Bottom Line: Moreover, transcripts for synthesis of proteins, glutamate-derived amino acids, spermines and sterols were upregulated by urea.Transcripts encoding key enzymes that are involved in the ornithine-urea and TCA cycles were differentially regulated by urea and nitrogen concentration, which suggests that the OUC may be linked to the TCA cycle and involved in reallocation of intracellular carbon and nitrogen.These genes regulated by urea may be crucial for the rapid proliferation of A. anophagefferens when urea is provided as the N source.

View Article: PubMed Central - PubMed

Affiliation: Research Center for Harmful Algae and Marine Biology, Key Laboratory of Eutrophication and Red Tide Prevention of Guangdong Higher Education Institutes, Jinan University, Guangzhou, China.

ABSTRACT
Aureococcus anophagefferens is a harmful alga that dominates plankton communities during brown tides in North America, Africa, and Asia. Here, RNA-seq technology was used to profile the transcriptome of a Chinese strain of A. anophagefferens that was grown on urea, nitrate, and a mixture of urea and nitrate, and that was under N-replete, limited and recovery conditions to understand the molecular mechanisms that underlie nitrate and urea utilization. The number of differentially expressed genes between urea-grown and mixture N-grown cells were much less than those between urea-grown and nitrate-grown cells.
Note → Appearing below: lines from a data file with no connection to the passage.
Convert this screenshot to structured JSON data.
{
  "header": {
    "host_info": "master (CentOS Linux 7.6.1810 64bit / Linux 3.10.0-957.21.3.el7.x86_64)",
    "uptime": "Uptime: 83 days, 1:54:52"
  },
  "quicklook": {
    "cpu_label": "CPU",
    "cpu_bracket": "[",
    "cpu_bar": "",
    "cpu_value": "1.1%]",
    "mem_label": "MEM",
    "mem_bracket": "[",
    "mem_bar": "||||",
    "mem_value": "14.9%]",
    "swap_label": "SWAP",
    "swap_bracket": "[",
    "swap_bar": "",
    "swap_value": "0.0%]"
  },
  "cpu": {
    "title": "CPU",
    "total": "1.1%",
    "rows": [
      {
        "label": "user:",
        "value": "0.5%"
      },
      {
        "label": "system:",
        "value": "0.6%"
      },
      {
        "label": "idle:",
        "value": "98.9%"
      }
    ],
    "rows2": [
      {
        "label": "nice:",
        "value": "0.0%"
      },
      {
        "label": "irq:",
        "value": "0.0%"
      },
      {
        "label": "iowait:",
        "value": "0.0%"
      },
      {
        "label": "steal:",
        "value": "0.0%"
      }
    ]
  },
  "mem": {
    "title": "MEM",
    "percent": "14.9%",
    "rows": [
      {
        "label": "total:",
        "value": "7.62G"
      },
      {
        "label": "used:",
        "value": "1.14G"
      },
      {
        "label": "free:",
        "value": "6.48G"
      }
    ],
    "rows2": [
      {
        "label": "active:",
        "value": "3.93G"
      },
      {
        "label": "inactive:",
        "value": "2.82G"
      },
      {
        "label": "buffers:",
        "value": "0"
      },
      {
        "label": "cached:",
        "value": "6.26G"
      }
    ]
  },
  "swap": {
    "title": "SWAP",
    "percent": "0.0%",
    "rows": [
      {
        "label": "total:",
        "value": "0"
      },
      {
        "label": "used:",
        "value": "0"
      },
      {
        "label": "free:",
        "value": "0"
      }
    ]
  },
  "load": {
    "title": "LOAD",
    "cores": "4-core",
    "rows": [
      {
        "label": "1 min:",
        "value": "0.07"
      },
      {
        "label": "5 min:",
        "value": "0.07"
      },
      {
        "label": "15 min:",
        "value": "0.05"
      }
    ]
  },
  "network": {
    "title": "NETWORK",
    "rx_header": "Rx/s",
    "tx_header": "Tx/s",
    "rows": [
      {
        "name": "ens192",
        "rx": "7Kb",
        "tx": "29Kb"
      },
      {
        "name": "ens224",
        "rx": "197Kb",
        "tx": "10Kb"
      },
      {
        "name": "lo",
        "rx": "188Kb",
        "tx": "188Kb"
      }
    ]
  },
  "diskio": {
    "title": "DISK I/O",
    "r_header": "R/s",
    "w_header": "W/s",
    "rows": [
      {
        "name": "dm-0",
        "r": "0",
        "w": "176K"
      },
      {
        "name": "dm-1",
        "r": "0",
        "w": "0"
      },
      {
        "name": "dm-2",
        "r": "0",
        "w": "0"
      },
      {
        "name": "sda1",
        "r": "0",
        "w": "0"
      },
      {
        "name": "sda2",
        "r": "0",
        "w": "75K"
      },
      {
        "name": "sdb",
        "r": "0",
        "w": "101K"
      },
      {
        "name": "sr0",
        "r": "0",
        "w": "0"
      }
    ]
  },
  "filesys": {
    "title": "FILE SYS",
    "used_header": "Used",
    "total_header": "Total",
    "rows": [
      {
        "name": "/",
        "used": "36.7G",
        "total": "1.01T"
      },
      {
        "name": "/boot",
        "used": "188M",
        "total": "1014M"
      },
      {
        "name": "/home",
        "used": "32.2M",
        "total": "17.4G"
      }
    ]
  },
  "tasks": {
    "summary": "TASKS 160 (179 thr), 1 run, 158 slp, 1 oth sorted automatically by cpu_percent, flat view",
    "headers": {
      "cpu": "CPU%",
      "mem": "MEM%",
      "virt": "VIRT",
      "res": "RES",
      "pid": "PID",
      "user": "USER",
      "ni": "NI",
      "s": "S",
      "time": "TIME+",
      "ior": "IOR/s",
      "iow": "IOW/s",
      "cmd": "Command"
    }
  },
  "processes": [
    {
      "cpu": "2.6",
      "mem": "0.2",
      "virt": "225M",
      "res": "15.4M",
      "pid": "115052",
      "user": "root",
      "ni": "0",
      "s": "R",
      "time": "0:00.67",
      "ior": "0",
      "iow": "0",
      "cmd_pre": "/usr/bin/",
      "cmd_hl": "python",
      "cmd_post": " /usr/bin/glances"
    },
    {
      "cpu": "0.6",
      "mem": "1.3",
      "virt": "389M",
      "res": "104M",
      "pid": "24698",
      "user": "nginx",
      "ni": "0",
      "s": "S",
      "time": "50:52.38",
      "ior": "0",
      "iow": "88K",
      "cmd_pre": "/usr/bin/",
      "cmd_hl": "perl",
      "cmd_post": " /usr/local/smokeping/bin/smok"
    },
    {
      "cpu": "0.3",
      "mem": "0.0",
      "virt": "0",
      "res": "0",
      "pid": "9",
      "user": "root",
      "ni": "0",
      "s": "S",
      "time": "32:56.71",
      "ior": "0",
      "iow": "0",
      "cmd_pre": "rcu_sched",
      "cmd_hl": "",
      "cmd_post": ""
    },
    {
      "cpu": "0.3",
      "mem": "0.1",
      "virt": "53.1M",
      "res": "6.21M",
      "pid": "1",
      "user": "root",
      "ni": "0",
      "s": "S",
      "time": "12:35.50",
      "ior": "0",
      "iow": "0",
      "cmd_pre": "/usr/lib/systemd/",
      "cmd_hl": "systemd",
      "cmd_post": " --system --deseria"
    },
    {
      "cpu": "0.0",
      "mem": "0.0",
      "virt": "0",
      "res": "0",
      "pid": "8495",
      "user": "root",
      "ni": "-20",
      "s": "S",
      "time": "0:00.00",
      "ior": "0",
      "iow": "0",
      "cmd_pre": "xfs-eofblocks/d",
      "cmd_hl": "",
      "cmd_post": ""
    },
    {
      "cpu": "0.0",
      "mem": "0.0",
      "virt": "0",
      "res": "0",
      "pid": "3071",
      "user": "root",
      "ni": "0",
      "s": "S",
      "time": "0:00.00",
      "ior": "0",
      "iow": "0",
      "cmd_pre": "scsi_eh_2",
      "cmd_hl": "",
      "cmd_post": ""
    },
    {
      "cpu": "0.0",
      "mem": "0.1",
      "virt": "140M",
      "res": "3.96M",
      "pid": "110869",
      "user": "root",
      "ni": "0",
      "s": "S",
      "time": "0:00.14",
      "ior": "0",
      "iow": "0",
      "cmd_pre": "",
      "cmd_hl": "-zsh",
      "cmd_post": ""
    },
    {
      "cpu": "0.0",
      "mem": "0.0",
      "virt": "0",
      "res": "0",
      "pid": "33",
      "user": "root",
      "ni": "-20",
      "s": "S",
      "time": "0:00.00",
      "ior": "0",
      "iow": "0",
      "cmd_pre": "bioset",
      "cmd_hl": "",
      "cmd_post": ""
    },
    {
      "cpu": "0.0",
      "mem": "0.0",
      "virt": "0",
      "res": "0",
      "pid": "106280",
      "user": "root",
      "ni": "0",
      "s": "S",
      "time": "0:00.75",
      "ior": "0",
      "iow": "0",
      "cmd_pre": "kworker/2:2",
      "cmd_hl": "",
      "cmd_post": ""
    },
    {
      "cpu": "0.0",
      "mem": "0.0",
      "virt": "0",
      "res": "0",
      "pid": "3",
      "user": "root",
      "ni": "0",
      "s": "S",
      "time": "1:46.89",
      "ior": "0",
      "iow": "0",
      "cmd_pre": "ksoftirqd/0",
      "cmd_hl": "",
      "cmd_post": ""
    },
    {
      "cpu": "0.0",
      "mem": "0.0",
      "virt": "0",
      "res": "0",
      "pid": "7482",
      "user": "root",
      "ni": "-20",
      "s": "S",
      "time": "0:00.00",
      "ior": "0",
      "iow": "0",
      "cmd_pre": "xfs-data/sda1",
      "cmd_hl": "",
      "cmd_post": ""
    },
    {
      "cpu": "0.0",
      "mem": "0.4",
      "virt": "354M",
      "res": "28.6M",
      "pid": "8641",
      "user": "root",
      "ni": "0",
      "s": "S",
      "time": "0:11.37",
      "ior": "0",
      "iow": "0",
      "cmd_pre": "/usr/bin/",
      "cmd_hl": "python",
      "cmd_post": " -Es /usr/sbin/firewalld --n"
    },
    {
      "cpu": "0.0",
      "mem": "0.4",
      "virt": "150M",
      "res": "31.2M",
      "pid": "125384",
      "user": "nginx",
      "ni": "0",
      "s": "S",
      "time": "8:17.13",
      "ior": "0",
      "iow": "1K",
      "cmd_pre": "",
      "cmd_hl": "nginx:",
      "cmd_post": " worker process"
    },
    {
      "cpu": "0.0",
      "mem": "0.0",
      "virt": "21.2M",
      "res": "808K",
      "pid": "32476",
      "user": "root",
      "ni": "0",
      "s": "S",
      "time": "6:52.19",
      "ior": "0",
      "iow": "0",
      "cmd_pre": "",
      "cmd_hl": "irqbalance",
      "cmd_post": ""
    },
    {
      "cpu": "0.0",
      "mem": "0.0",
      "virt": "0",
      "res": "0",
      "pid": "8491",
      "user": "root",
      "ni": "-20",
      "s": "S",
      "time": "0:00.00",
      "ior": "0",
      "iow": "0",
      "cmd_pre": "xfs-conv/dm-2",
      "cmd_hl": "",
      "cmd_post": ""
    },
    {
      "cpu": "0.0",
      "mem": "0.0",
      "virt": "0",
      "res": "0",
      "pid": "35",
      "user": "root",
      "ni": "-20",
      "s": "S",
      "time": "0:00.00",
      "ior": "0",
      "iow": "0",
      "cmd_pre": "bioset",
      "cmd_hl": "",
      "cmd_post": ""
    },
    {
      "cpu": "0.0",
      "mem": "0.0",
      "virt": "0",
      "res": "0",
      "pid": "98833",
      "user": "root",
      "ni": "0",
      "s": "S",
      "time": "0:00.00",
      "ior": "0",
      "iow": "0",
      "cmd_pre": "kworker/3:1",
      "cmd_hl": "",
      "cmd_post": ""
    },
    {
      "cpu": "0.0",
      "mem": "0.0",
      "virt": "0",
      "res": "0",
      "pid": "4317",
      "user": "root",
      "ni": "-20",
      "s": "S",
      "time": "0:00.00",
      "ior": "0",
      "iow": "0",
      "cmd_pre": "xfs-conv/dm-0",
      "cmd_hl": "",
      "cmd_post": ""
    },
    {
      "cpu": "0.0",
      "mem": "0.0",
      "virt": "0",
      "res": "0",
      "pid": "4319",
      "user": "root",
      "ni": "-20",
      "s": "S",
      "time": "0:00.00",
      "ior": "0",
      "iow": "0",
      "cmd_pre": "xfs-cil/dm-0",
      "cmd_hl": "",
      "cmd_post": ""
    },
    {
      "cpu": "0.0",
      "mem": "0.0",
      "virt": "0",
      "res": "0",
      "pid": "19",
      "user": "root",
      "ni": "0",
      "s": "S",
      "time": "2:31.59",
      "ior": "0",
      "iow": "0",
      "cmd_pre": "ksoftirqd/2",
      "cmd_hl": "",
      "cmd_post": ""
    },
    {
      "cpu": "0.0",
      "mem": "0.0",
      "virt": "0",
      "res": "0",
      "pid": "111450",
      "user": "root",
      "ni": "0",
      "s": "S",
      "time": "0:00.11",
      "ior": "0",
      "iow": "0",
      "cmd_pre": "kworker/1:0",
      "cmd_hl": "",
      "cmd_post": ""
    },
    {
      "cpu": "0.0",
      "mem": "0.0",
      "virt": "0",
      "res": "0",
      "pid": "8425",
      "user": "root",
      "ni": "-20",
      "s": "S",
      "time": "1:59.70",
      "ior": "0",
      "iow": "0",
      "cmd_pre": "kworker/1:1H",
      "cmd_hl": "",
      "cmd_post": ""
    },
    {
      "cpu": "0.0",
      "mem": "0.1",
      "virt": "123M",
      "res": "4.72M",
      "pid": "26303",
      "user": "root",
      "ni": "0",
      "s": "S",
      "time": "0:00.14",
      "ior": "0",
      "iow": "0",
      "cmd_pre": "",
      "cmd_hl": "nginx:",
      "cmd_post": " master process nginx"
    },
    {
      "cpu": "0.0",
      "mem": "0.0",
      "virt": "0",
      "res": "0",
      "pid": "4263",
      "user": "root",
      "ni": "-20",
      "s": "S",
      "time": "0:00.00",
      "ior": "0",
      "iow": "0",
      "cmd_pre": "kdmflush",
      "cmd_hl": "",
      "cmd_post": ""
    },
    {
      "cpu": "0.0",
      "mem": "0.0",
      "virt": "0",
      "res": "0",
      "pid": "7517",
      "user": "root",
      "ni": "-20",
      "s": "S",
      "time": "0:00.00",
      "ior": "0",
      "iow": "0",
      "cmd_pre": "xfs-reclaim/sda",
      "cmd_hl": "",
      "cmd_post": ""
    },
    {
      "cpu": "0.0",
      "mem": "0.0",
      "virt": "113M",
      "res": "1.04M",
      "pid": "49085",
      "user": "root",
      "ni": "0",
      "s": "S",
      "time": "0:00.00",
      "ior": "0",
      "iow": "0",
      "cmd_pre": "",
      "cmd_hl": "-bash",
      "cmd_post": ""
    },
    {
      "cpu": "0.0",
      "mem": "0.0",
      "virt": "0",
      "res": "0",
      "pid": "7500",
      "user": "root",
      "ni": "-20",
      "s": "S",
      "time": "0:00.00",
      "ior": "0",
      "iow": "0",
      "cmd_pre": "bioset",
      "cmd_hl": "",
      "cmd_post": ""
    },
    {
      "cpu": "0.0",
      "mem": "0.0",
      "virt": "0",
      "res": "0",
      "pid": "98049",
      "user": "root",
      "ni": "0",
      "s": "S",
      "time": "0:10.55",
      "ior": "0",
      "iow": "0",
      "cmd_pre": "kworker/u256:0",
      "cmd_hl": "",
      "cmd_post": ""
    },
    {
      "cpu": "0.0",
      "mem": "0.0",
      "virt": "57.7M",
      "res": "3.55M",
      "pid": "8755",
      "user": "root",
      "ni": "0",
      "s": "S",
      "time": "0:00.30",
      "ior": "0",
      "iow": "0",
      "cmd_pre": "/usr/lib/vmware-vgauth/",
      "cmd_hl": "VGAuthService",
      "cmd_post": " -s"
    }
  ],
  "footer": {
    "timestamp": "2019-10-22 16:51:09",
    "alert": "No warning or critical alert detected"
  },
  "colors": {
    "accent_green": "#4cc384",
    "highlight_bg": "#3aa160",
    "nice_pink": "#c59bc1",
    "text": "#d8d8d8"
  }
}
Compared with nitrate-grown cells, mixture N-grown cells contained much lower levels of transcripts encoding proteins that are involved in nitrate transport and assimilation. Together with profiles of nutrient changes in media, these results suggest that A. anophagefferens primarily feeds on urea instead of nitrate when urea and nitrate co-exist. Furthermore, we noted that transcripts upregulated by nitrate and N-limitation included those encoding proteins involved in amino acid and nucleotide transport, degradation of amides and cyanates, and nitrate assimilation pathway. The data suggest that A. anophagefferens possesses an ability to utilize a variety of dissolved organic nitrogen. Moreover, transcripts for synthesis of proteins, glutamate-derived amino acids, spermines and sterols were upregulated by urea. Transcripts encoding key enzymes that are involved in the ornithine-urea and TCA cycles were differentially regulated by urea and nitrogen concentration, which suggests that the OUC may be linked to the TCA cycle and involved in reallocation of intracellular carbon and nitrogen. These genes regulated by urea may be crucial for the rapid proliferation of A. anophagefferens when urea is provided as the N source.